If he had been looking for a reward, which he hadn’t, he told himself, he would have got it in the smile that transformed Tess’s face.

‘Who is the father?’ He suppressed his own answering smile. This was not a laughing matter.

‘I have no idea. I didn’t ask her. Why?’

‘Because he needs dealing with,’ Alex said, startling himself. What was he, some knight errant, dispensing justice for wronged damsels? ‘Still, I suppose you’ll never get the name out of her and I don’t want her worried that the swine will find out where she is.’

‘Oh, thank you,’ Tess said and clutched his hand. ‘Thank you for understanding. I knew you were Sir Lancelot really, however much you grumbled about Noel and things.’

Her hand was small and warm and strong in his and he closed his fingers around it, even as he said, in tones of loathing, ‘Sir Lancelot? Do I look like some confounded idiot clanking around in armour? And besides, he was a decidedly dubious type—making love to his king’s wife like that.’

‘I thought when you hit that sailor that you were a storybook knight and then you were grumpy with me so I changed my mind. But it is all a front, the grumpiness, isn’t it?’ Her eyes were dancing; it seemed she was as amused by her nonsense as he was.

His meek little nun was teasing him, he realised, and this time could not suppress the answering smile. Alarm bells were ringing even as he lifted her hand and pressed the back of it against his cheek, her pulse rioting under his fingers. Charm and sweetness.
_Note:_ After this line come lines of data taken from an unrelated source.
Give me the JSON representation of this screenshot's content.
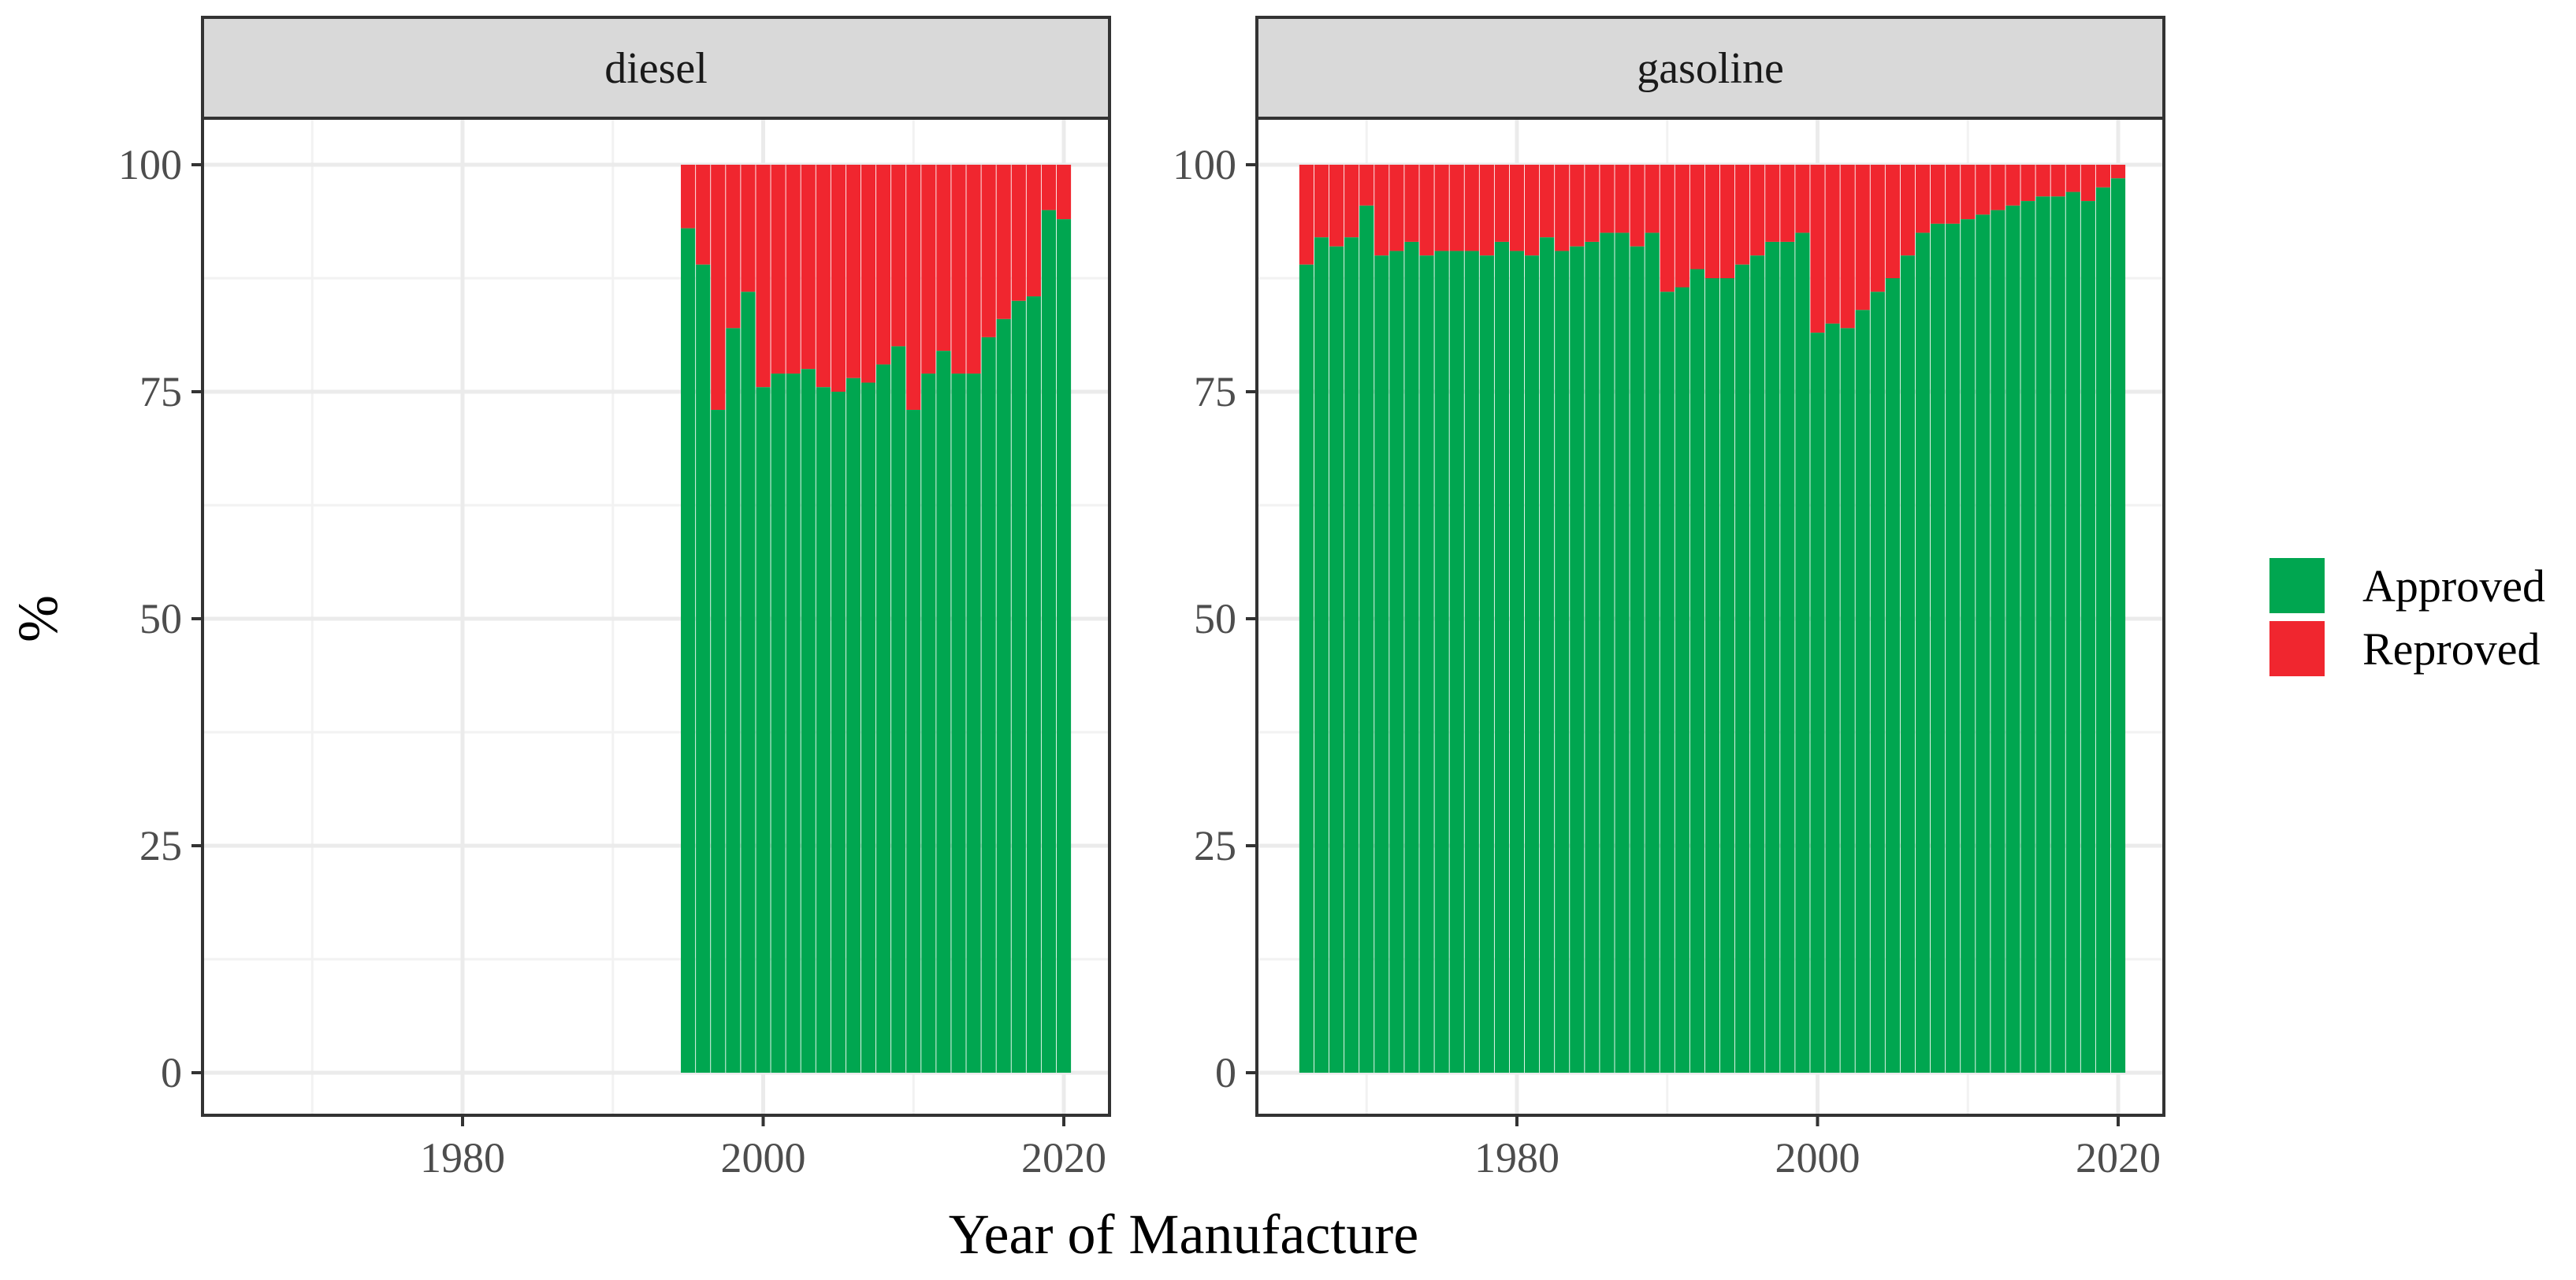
{
  "chart_data": {
    "type": "bar",
    "stacked": true,
    "facet_by": "fuel",
    "xlabel": "Year of Manufacture",
    "ylabel": "%",
    "ylim": [
      0,
      105
    ],
    "xlim": [
      1963,
      2023
    ],
    "x_ticks": [
      "1980",
      "2000",
      "2020"
    ],
    "y_ticks": [
      "0",
      "25",
      "50",
      "75",
      "100"
    ],
    "legend": {
      "position": "right",
      "items": [
        {
          "label": "Approved",
          "color": "#00A650"
        },
        {
          "label": "Reproved",
          "color": "#F0262F"
        }
      ]
    },
    "colors": {
      "approved": "#00A650",
      "reproved": "#F0262F",
      "grid": "#ebebeb",
      "strip": "#d9d9d9",
      "border": "#333333"
    },
    "panels": [
      {
        "label": "diesel",
        "years": [
          1995,
          1996,
          1997,
          1998,
          1999,
          2000,
          2001,
          2002,
          2003,
          2004,
          2005,
          2006,
          2007,
          2008,
          2009,
          2010,
          2011,
          2012,
          2013,
          2014,
          2015,
          2016,
          2017,
          2018,
          2019,
          2020
        ],
        "approved": [
          93,
          89,
          73,
          82,
          86,
          75.5,
          77,
          77,
          77.5,
          75.5,
          75,
          76.5,
          76,
          78,
          80,
          73,
          77,
          79.5,
          77,
          77,
          81,
          83,
          85,
          85.5,
          95,
          94
        ],
        "reproved": [
          7,
          11,
          27,
          18,
          14,
          24.5,
          23,
          23,
          22.5,
          24.5,
          25,
          23.5,
          24,
          22,
          20,
          27,
          23,
          20.5,
          23,
          23,
          19,
          17,
          15,
          14.5,
          5,
          6
        ]
      },
      {
        "label": "gasoline",
        "years": [
          1966,
          1967,
          1968,
          1969,
          1970,
          1971,
          1972,
          1973,
          1974,
          1975,
          1976,
          1977,
          1978,
          1979,
          1980,
          1981,
          1982,
          1983,
          1984,
          1985,
          1986,
          1987,
          1988,
          1989,
          1990,
          1991,
          1992,
          1993,
          1994,
          1995,
          1996,
          1997,
          1998,
          1999,
          2000,
          2001,
          2002,
          2003,
          2004,
          2005,
          2006,
          2007,
          2008,
          2009,
          2010,
          2011,
          2012,
          2013,
          2014,
          2015,
          2016,
          2017,
          2018,
          2019,
          2020
        ],
        "approved": [
          89,
          92,
          91,
          92,
          95.5,
          90,
          90.5,
          91.5,
          90,
          90.5,
          90.5,
          90.5,
          90,
          91.5,
          90.5,
          90,
          92,
          90.5,
          91,
          91.5,
          92.5,
          92.5,
          91,
          92.5,
          86,
          86.5,
          88.5,
          87.5,
          87.5,
          89,
          90,
          91.5,
          91.5,
          92.5,
          81.5,
          82.5,
          82,
          84,
          86,
          87.5,
          90,
          92.5,
          93.5,
          93.5,
          94,
          94.5,
          95,
          95.5,
          96,
          96.5,
          96.5,
          97,
          96,
          97.5,
          98.5
        ],
        "reproved": [
          11,
          8,
          9,
          8,
          4.5,
          10,
          9.5,
          8.5,
          10,
          9.5,
          9.5,
          9.5,
          10,
          8.5,
          9.5,
          10,
          8,
          9.5,
          9,
          8.5,
          7.5,
          7.5,
          9,
          7.5,
          14,
          13.5,
          11.5,
          12.5,
          12.5,
          11,
          10,
          8.5,
          8.5,
          7.5,
          18.5,
          17.5,
          18,
          16,
          14,
          12.5,
          10,
          7.5,
          6.5,
          6.5,
          6,
          5.5,
          5,
          4.5,
          4,
          3.5,
          3.5,
          3,
          4,
          2.5,
          1.5
        ]
      }
    ]
  }
}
You cannot let yourself enjoy them, not for your sake and definitely not for hers.

‘Yes,’ Alex agreed. ‘It is all a front, but behind it is not your preux chevalier, there’s a real, live, flawed man with many masks and many, many faults.’ He moved her hand so he could nip lightly at her fingertips in warning and felt, more than heard, her shuddering indrawn breath. ‘A man who is hypocrite enough to despise the father of the child down there and yet who cannot forget the feel of your mouth under his, your body in his arms.’